Ahlam, the daughter of a Palestinian refugee and his Israeli wife, grows up in the arid lands of desert suburbia outside of Phoenix. In a stark landscape where coyotes prowl and mysterious lights occasionally pass through the nighttime sky, Ahlam’s imagination reigns. She battles chronic fever dreams and isolation. When she meets her tempestuous counterpart Laura, the two fall into infatuated partnership, experimenting with drugs and sex and boys, and watching helplessly as a series of mysterious deaths claim high school classmates.

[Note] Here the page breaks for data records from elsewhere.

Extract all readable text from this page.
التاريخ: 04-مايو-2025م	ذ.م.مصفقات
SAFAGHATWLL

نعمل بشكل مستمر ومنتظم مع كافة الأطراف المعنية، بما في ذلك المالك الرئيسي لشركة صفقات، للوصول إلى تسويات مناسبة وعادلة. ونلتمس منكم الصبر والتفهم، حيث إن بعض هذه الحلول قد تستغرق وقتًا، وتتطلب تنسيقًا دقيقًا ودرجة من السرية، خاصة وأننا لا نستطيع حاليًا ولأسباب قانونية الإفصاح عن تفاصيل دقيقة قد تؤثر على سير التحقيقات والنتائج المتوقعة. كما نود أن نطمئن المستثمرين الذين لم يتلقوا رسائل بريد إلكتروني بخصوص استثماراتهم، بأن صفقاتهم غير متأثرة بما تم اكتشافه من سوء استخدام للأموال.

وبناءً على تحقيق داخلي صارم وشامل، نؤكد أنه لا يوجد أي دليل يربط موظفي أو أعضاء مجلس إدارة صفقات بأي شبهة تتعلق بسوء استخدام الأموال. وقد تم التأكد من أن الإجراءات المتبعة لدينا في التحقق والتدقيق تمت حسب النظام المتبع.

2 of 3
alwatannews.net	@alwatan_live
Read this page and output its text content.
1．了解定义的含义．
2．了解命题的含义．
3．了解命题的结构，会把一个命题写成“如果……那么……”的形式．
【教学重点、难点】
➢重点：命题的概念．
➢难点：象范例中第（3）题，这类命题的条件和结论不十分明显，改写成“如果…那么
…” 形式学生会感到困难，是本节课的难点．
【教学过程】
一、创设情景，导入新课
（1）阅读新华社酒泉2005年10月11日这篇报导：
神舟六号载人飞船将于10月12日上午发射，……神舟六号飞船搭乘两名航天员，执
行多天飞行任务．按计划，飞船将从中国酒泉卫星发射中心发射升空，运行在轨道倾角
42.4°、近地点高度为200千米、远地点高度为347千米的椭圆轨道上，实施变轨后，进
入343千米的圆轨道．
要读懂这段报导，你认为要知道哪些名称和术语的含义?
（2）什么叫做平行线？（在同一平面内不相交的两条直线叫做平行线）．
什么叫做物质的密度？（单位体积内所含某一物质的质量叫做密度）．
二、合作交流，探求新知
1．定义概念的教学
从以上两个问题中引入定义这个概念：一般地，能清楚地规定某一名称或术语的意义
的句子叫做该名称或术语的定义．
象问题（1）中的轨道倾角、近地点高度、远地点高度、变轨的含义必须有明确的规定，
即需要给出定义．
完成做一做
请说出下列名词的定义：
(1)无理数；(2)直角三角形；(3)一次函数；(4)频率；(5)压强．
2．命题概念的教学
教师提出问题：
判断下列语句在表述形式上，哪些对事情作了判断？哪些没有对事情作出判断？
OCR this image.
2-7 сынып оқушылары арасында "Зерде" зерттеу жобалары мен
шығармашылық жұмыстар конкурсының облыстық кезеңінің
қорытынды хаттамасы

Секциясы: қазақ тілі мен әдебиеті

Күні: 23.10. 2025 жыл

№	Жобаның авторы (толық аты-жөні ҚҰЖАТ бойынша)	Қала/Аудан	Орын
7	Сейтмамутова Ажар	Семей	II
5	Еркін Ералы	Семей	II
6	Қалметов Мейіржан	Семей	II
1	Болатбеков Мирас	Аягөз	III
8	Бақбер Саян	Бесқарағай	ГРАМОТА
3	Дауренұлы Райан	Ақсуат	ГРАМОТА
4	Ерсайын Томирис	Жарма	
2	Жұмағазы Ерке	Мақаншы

The girls flee their pasts for New York City, but as their emotional bond heightens, the intensity of their lives becomes unbearable. In search of love, ecstasy, oblivion, and belonging, Ahlam and Laura’s drive to outrun the ghosts of home threatens to undo them altogether.
PUBLISHERS WEEKLY
Ahlam, the narrator of this wise and poetic debut novel, grows up in the desert suburbs of Phoenix with a Palestinian father and an Israeli mother. The conflict raging overseas between Palestine and Israel provide the tense backdrop to her family life, even as she lives mostly in her imagination, the victim of startlingly vivid fever dreams that might also be premonitions. Then, in her freshman year of high school she meets Laura, a girl who was struck by lightning as a child, and the two form an intense bond that carries them through early experiments with drugs, alcohol, and sex, their friendship secured by a series of shared experiences that ultimately lead them to a mysterious man's loft in Brooklyn, where much of their tempestuous shared adulthood will play out. Both vaguely pursue careers in the arts while also succumbing to a dangerously party-fueled lifestyle that threatens to break apart the fragile lives they have built together. Glimpses of the otherworldly abound, alongside an abiding interest in the cosmos, and Assadi's lyrical prose nicely complements these preoccupations with the unreal or the ungraspable. The structure, moving back and forth in time and space, adds a sense of the magical to a sometimes tragic but always beautiful coming-of-age story.